All of that—and more!—is happening when I’m doing clinical work. That takes a lot of energy. If I don’t have to use that energy, I won’t.

2. I don’t know how to “analyze” people. Upon hearing the word “psychiatry”, some people conjure up images of New Yorker cartoons with couches and stodgy psychiatrists sitting behind them. Psychiatrists and other mental health professionals usually go through extra training to learn psychoanalysis. The tradition of “analysis” goes back to Freud and, well, I’m not a fan.

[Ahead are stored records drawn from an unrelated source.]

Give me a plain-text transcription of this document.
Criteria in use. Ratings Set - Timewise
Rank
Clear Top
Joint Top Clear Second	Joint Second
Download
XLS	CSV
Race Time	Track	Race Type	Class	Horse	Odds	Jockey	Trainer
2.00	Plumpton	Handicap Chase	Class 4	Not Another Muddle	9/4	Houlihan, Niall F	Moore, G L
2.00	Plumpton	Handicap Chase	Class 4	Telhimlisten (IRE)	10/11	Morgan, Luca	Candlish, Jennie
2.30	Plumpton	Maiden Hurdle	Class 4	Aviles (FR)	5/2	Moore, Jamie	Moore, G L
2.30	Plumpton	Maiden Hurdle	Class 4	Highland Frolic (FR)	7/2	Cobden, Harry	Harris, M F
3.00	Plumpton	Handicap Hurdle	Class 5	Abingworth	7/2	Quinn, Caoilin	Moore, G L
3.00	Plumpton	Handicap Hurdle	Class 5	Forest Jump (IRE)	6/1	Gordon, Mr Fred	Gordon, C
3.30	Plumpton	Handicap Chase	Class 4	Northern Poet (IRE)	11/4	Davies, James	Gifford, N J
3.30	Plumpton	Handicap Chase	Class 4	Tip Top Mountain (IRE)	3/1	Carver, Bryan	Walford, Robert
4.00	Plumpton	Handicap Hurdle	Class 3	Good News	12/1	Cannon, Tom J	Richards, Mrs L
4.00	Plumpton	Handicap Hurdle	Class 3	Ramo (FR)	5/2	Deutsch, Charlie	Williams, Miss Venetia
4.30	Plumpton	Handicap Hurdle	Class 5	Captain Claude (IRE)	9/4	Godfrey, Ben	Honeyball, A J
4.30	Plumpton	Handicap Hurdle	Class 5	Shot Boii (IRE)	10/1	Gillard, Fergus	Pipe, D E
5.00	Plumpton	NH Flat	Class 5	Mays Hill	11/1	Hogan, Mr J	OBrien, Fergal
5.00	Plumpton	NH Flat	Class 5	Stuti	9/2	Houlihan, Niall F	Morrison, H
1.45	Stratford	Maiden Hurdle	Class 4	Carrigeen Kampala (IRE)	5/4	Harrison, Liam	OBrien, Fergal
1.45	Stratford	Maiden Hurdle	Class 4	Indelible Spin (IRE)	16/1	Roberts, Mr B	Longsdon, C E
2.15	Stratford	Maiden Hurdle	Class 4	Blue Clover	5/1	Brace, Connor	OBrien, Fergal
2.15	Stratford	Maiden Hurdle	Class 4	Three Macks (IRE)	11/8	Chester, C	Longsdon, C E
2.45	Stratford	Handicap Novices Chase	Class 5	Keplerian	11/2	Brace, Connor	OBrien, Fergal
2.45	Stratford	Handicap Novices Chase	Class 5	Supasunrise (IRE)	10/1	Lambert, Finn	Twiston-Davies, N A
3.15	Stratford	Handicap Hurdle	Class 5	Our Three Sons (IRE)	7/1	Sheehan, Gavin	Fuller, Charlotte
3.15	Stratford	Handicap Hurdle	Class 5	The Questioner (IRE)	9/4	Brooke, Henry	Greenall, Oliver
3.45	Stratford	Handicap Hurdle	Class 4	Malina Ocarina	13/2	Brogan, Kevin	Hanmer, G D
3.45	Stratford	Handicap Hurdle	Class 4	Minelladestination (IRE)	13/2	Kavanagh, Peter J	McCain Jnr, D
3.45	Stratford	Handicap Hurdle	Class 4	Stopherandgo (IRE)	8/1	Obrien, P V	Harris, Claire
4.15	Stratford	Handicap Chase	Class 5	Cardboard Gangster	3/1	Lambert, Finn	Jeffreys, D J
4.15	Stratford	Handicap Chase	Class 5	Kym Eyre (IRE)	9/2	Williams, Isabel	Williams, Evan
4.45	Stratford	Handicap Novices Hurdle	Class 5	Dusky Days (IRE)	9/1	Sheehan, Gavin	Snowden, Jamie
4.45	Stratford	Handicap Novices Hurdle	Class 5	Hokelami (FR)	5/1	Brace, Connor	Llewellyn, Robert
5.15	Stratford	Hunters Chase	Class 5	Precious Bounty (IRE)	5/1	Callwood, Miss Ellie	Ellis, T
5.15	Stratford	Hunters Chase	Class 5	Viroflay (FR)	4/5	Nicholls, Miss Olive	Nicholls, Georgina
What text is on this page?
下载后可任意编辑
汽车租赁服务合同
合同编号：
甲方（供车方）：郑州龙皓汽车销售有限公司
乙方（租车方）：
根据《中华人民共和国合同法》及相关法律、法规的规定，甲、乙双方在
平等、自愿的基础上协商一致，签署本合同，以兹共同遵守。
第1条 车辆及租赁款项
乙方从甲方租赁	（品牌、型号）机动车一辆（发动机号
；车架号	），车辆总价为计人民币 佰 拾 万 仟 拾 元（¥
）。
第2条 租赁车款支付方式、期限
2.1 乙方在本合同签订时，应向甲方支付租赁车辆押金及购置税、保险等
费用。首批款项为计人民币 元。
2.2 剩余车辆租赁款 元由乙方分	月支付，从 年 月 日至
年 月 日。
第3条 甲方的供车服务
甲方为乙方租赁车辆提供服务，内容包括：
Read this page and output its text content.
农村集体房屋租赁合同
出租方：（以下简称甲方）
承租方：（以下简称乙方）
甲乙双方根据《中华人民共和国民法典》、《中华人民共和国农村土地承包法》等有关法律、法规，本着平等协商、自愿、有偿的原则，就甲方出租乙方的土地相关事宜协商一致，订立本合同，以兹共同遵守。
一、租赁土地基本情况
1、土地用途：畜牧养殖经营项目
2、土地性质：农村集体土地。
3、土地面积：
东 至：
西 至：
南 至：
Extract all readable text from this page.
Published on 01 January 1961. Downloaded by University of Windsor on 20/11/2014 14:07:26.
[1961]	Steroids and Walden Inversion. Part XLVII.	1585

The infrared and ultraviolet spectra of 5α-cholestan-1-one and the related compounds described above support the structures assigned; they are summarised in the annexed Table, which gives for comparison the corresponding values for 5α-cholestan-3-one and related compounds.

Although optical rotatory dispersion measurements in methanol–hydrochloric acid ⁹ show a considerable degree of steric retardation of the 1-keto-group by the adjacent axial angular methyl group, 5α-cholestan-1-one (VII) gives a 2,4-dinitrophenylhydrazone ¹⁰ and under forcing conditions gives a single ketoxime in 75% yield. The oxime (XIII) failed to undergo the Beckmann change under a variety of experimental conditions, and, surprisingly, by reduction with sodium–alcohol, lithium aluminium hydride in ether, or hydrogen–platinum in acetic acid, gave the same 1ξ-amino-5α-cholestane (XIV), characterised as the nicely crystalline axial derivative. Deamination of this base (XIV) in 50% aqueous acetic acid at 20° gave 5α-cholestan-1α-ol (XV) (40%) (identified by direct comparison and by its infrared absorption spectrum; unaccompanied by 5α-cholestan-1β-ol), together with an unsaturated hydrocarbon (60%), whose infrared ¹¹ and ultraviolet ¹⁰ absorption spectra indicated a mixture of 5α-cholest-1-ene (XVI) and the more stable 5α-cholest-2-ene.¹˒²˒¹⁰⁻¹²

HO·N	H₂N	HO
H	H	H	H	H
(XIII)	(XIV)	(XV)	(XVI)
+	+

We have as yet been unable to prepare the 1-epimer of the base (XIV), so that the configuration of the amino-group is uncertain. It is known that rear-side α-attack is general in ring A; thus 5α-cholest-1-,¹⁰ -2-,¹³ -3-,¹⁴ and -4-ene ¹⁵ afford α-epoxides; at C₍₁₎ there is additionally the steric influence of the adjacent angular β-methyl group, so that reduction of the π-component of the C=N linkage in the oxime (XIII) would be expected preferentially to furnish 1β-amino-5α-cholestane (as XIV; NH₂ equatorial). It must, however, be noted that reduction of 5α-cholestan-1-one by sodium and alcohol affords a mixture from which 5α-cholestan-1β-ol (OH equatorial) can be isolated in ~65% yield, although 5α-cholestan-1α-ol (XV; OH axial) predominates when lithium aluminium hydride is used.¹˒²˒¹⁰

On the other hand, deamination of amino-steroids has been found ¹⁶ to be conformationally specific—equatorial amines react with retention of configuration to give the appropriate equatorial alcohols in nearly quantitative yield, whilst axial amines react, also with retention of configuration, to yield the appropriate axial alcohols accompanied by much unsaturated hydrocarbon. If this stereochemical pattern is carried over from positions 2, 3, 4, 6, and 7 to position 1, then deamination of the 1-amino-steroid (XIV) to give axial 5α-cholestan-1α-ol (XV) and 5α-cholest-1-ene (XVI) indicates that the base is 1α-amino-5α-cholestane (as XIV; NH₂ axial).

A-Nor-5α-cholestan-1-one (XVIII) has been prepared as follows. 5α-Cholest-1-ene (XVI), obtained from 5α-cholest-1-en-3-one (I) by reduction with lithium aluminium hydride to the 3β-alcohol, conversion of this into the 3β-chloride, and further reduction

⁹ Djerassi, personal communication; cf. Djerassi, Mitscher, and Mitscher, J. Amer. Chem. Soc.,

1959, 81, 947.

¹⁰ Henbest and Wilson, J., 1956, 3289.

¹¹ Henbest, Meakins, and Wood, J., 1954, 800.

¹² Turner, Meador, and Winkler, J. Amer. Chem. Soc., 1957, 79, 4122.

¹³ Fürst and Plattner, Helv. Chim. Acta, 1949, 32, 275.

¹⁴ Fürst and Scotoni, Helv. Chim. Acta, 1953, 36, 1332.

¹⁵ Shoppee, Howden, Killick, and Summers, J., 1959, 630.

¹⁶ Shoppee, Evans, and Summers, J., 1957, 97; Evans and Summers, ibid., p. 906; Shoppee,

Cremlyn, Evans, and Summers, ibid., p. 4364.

Now, to be clear, there are some ideas that stem from psychoanalysis that I think have some value (for example, Malan’s text on psychodynamics offers interesting and, at times, useful perspectives on symptoms and behaviors). However, I don’t think everything boils down to love and work. Or sex and violence. I don’t think women are envious of men because men have penises. I think we all probably have an “unconscious” or “subconscious”, but I can’t prove it. I also don’t think the unconscious/subconscious is simply an arena where good and evil, depravity and virtue, and other polarities are constantly duking it out.

My disdain of psychoanalysis stems, in part, from cultural reasons. Freud and his buddies came from Western Europe (particularly Austria and Switzerland). America is a product of Western European ideas, and while I was born and raised in the US, I was raised by people who were not. I was inculcated with Confucian, Buddhist, and Taoist ideas. The psychologies of these traditions don’t refer to constructs like ids, egos, and superegos. They instead focus on filial piety, the importance of community over the individual, harmony as a paramount virtue, and the reality of suffering. These manifest more between, rather than within, individuals.

3. I’m not my job. Yes, I have been fortunate enough to go through medical and psychiatric training and do the work that I do, but that’s just one aspect of who I am. In my youth, psychiatry was not a part of my identity. If I am lucky enough to live long enough to retire, psychiatry will be something of my past. This is just a long phase of my life.

So, rest assured, I won’t analyze you. If I ask you questions, maybe I just want to get to know you.